Drawing upon the insights of Marc Galanter's seminal article, "The Vanishing Trial: An Examination of Trials and Related Matters in Federal and State Courts," 1 J. Empirical Leg. Studies 459 (2004), I obtained comparable data for Indiana. Here is what I found, with annotations and comments under each slide:
Since the mid-1970s, the percentage of civil matters resolved through a bench trial has dwindled by a factor of five.
Less than 3 in 1000 civil matters in Indiana state court are resolved through a jury trial. Back in the mid-1970s, 14 in 1000 ended this way. Obviously, this has an impact on the skill set of lawyers and, in turn, their ability to credibly bargain within a shadow of a jury trial.
More over the jump.
The above slide, based on survey data from the ABA Section on Tort Trial and Insurance Practice, suggests that lawyers believe that ADR is often in the best interests of the client, though not in their own financial self-interest.

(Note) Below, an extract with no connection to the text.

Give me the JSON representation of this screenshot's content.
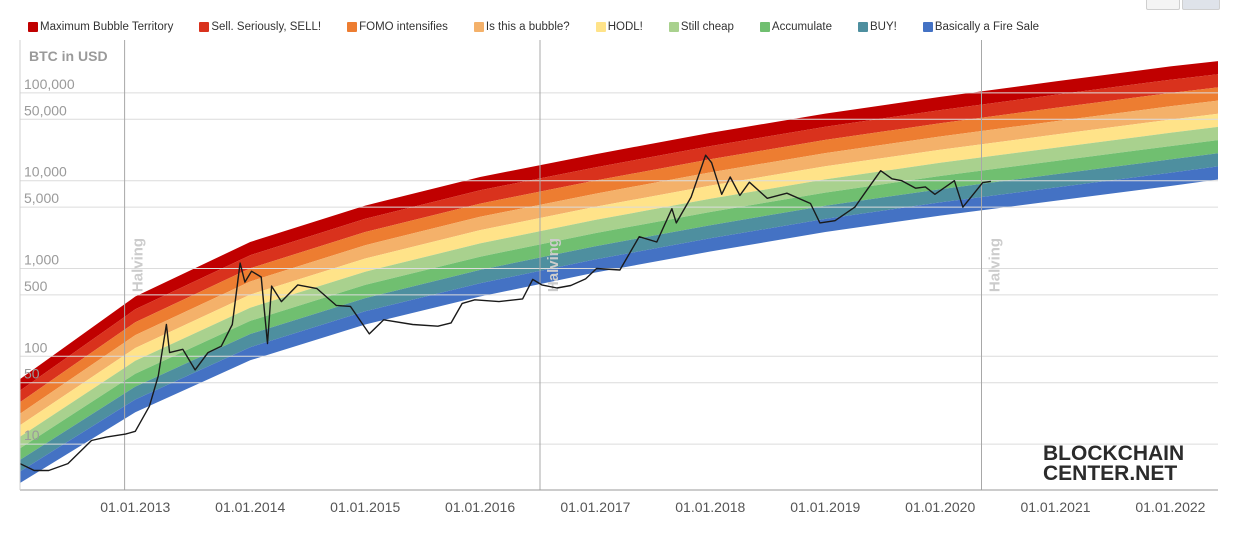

According to data I collected from ISBA membership last year, solo and small firm lawyers appear to be under the most financial pressure. Note, however, that my recent article with Marc Galanter, entitled the Elastic Tournament, documents the heightened work pressures that now attend large law firm practice. Large firm lawyers are not always better off when non-economic attributes of a job are factored in.
One source of the earnings pressure may be increased competition among small firm lawyers. In 1970, we had approximately 160 lawyers per 100,00o population. As of 2002, the number increased to 360 lawyers per 100,000. These are daunting numbers for a profession that is ostensibly self-regulation. And unlike in years past, constricting competition is no longer an option.
The practitioners on my panel suggested that specialization based on changes in the law, excellent service, embracing technology, and personal integrity remain the cornerstones of a successful law practice. These are very interesting times for a profession that is, by its nature, very resistant to change.